Oil rose nearly $1 and moved closer to $117 a barrel today, extending gains of $3 in the previous session, as a larger-than-expected drawdown in stocks in the United States rekindled supply concerns.
However, a tight credit market in the US could limit a sharp rise in prices, analysts said.
US crude was up by 91 cents to $116.91 a barrel at 0219 GMT, after the country's crude stocks dropped 400,000 barrels, while gasoline inventories fell by 6.4 million barrels in the week to August 8th as refinery throughput decreased, the Energy Information Administration (EIA) said.
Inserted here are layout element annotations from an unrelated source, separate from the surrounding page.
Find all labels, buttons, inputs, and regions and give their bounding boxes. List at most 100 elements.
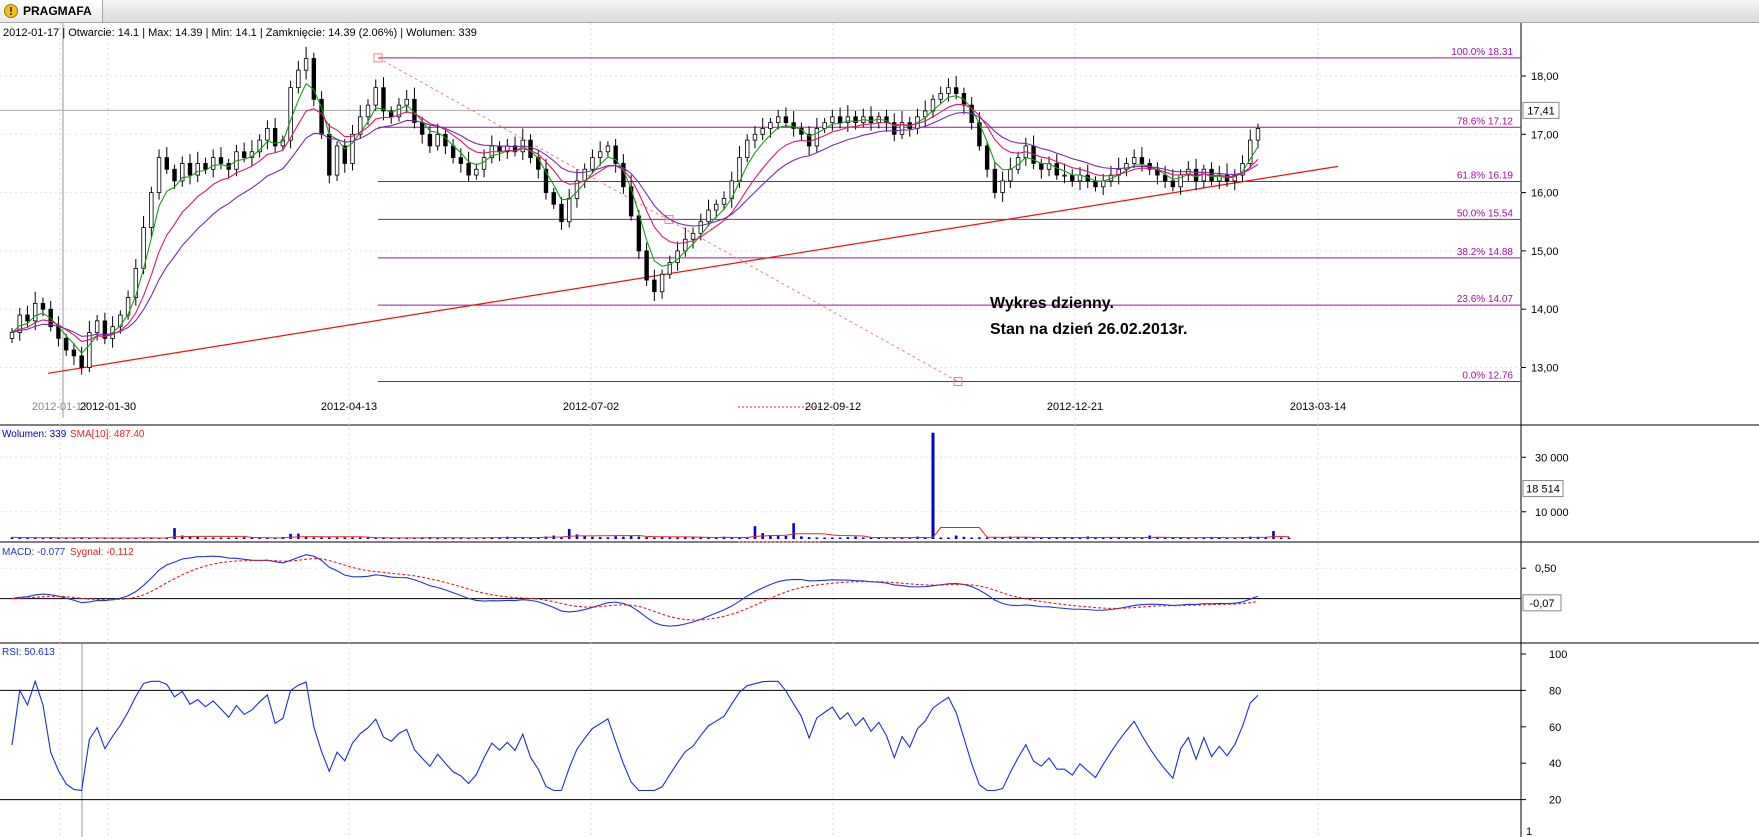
volume-spike-bar	[931, 432, 935, 539]
volume-bar	[1194, 537, 1198, 539]
annotation-line2: Stan na dzień 26.02.2013r.	[990, 321, 1187, 338]
fib-handle	[664, 214, 674, 224]
volume-bar	[800, 536, 803, 539]
volume-bar	[707, 537, 710, 539]
candle-body	[303, 58, 309, 71]
candle-body	[899, 122, 905, 135]
candle-body	[1039, 163, 1044, 170]
candle-body	[241, 151, 247, 159]
volume-bar	[900, 537, 904, 539]
candle-body	[690, 233, 696, 240]
price-tick-label: 18,00	[1531, 71, 1559, 83]
candle-body	[760, 128, 765, 135]
candle-body	[953, 87, 959, 94]
volume-tick-label: 30 000	[1535, 452, 1569, 464]
candle-body	[868, 116, 874, 124]
volume-bar	[591, 536, 594, 539]
rsi-series	[0, 679, 1521, 801]
volume-bar	[1287, 537, 1291, 539]
volume-series	[10, 432, 1291, 539]
volume-bar	[1117, 537, 1120, 539]
rsi-tick-label: 60	[1549, 722, 1561, 734]
macd-line	[11, 554, 1259, 627]
tab-pragmafa[interactable]: ! PRAGMAFA	[0, 0, 103, 22]
volume-bar	[598, 537, 602, 539]
volume-bar	[1016, 537, 1020, 539]
candle-body	[94, 320, 100, 333]
candle-body	[1008, 168, 1013, 182]
candle-body	[9, 332, 15, 339]
volume-bar	[854, 536, 857, 539]
volume-bar	[320, 537, 323, 539]
volume-bar	[606, 537, 610, 539]
candle-body	[435, 133, 440, 147]
volume-bar	[892, 537, 896, 539]
volume-bar	[908, 537, 912, 539]
candle-body	[195, 163, 200, 176]
volume-bar	[351, 537, 354, 539]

The fall in gasoline stocks was beyond analysts' expectations of a 2.1-million-barrel decline. Distillates stocks also unexpectedly decreased, and the drawdown came after companies shut US Gulf Coast facilities due to Tropical Storm Edouard.
The conflict between Russia and the US over Georgia also supported prices.
Georgia had accused Russia of breaking a cease-fire in their six-day-old conflict yesterday, and US president George W Bush demanded Moscow resolve a crisis that has strained relations with the United States.
Russia, on the other hand, accused the US of playing a dangerous game in the Caucasus by backing Georgia and denied Moscow was not doing enough to prevent looting.
However, oil is still far away from this year's peak at more than $147 a barrel it hit in mid-July, and analysts said it's unlikely the market could move anywhere close to that level soon.
"There are not that many factors that can drive prices higher," said Gerard Burg, a commodities analyst at National Australia Bank in Melbourne.
"The conflict in Georgia does not have that much impact. The pipeline was already offline," he added.
BP has already closed an oil pipeline and a natural gas pipeline running from its Caspian Sea fields through Georgia but said neither had been damaged.
A third BP pipeline that runs through Georgia, the Baku-Tblisi-Ceyhan oil pipeline, was shut last week following an explosion in Turkey.
Overall, consumer spending in the US is still weak amid tight credits issues, and high energy prices have forced consumers to drive less.
The US Transportation Department said today that Americans drove 12.2 billion miles, or 4.7 per cent, less in June compared with a year earlier. It was the eighth month in a row driving declined. Eyes are now on Opec, to see if it would cut back on oil supplies.
Iran's Opec governor Muhammad Ali Khatibi said on Tuesday that the organisation should trim its oil output if demand continues to fall in slowing industrialised economies.
Mr Khatibi said Iran is pumping around 4 million barrels per day of total capacity of around 4.3 million bpd. Iran's informal Opec target is 3.817 million bpd, although Khatibi said Tehran had never agreed with Opec's calculation of that target.
Iran believed it was entitled to produce around 100,000 bpd more than that target, Mr Khatibi said.
The US dollar rose yesterday for a ninth consecutive session against a basket of currencies, by 0.2 per cent to 76.278.